Estrogen has specific receptors in the body which keep on depleting with postmenopausal age. Hence the sooner (after the onset of chronic menopause syndrome) the body is supplied with estrogen, the better it will be able to cope with everything and show the desired results. On the other hand, a decade-long wait (for women in their sixties) will only result in reduced efficiency and lead to more risks.
Dosing and duration are crucial in achieving the optimal benefits like,
If you are a woman in your mid forties or early fifties who is suffering from vasomotor, physiological, and/or genitor-urinal issues as commonly seen with menopause, please consult your ob-gynae or your general physician. If your symptoms are severe, the ob-gynae will prescribe you hormonal or non-hormonal therapy depending on the severity. The duration of hormone therapy is most likely to be between 3-5 years.
Please do not neglect your symptoms if you see a pattern and if your daily life is getting affected. Estrogen, BHRT or any form of HRT can be the best hormone therapy for menopause only when initiated at the right time.

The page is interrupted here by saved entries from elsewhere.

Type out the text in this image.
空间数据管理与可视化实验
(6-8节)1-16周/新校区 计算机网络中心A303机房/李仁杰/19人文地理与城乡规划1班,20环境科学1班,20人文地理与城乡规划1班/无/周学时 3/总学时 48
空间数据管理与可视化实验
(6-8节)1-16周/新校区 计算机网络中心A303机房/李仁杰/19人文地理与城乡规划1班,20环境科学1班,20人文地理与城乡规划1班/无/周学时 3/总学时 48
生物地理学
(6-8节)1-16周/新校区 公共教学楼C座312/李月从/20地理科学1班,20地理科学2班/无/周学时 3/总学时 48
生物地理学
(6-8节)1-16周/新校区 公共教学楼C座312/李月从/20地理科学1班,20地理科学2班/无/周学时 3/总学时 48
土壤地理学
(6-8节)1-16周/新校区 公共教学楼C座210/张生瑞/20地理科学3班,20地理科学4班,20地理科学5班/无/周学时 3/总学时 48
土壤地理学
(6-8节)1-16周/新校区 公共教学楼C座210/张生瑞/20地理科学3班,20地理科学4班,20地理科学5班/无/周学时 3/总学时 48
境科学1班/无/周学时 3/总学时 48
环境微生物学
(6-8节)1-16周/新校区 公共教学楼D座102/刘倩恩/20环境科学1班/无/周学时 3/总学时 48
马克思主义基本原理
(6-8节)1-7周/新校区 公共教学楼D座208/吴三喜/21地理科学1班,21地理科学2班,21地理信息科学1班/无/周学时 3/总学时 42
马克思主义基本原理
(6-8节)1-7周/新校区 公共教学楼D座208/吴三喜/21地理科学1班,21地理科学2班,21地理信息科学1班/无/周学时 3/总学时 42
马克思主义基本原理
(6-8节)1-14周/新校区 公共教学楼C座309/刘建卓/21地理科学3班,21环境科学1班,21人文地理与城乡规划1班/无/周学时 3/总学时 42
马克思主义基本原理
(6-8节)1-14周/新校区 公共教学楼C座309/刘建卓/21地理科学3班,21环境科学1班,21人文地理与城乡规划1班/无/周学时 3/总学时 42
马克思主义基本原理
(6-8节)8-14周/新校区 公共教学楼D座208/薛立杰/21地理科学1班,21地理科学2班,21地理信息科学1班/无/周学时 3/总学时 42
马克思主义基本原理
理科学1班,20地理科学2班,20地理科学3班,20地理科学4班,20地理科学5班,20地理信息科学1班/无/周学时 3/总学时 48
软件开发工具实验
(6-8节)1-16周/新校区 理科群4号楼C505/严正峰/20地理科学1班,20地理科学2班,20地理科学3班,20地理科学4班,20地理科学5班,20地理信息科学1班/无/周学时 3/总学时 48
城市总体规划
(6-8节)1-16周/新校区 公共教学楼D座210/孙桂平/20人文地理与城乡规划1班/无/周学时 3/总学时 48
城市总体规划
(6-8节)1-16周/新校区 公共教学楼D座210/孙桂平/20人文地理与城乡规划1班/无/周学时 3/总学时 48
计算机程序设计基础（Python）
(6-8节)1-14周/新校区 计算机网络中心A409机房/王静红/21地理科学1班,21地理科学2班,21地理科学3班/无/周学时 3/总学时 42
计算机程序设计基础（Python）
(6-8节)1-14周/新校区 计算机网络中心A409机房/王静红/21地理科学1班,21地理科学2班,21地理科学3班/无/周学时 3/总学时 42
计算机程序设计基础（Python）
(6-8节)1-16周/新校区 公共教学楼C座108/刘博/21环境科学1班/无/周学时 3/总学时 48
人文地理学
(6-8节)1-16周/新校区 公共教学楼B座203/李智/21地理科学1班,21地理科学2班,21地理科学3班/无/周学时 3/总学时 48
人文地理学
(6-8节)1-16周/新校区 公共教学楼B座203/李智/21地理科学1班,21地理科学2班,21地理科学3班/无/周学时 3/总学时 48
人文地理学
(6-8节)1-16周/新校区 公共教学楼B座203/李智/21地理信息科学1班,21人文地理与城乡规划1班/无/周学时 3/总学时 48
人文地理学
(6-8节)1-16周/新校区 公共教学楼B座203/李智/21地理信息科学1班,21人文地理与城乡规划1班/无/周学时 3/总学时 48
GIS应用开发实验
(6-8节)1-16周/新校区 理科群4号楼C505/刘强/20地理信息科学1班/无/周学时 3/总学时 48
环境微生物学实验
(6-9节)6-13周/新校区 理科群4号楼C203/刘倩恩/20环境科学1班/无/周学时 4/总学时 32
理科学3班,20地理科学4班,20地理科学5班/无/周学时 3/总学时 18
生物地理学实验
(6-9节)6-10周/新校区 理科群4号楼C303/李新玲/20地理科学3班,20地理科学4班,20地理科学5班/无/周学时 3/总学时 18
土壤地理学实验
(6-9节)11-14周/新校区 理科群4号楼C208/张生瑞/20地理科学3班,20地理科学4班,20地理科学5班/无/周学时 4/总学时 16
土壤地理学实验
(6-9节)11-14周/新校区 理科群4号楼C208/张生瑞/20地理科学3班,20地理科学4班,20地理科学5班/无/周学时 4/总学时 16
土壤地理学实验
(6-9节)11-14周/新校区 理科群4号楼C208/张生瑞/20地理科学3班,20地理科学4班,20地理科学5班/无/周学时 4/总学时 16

Also, if you are a woman who has had a history of hearts attacks, thromboembolism, stroke, breast cancer, uterine cancer, dementia, or liver disease, or you are over sixty years of age, please take a second opinion before resorting to any form of hormone therapy.
The doctor will only prescribe hormone therapy. The prescribed drugs may or may not be bioidentical hormones; it totally depends on the patient’s profile. Please note that the US FDA does not recognize the term “bioidentical” separately, but all approved bioidentical formulations are recognized as commercially available hormones made in the laboratory from plant sources with a structure closest to the ones secreted by the pituitary gland.
Bioidentical hormones or any commercially synthesized pharmaceutical hormones must undergo a set of clinical trials to confirm their safety and efficacy data to get the US FDA’s approval. They have strict quality control measures which ensures negligible variation between different batches. Most insurance companies also cover their costs for fixed doses. However, this is not the case with compounded formulations. Compounded formulations are not regulated, and are dependent on human calculations and are more prone to errors. There are no FDA approved compounded medications.
Serum tests are always preferred over saliva tests. This is because salivary assays are not standardized as much as they should be. The results from salivary tests are not convincing enough as the levels of hormones in saliva are very low. Having said that, even serum hormone tests are at best a crude guide to what one can expect. You will need accessory tests to ensure your health parameters.
High levels of estrogen can be due to multiple factors like obesity or PCOS (polycystic ovarian syndrome), early menopause, or if the body produces less progesterone (a condition known as estrogen dominance). Initiating hormone therapy for low estrogen treatment can also lead to an initial increase in estrogen levels. The physician can either modify the dosing of estrogen or can introduce aromatase inhibitors or gonadotrophin-releasing hormone antagonists as protective measures, depending on patient health.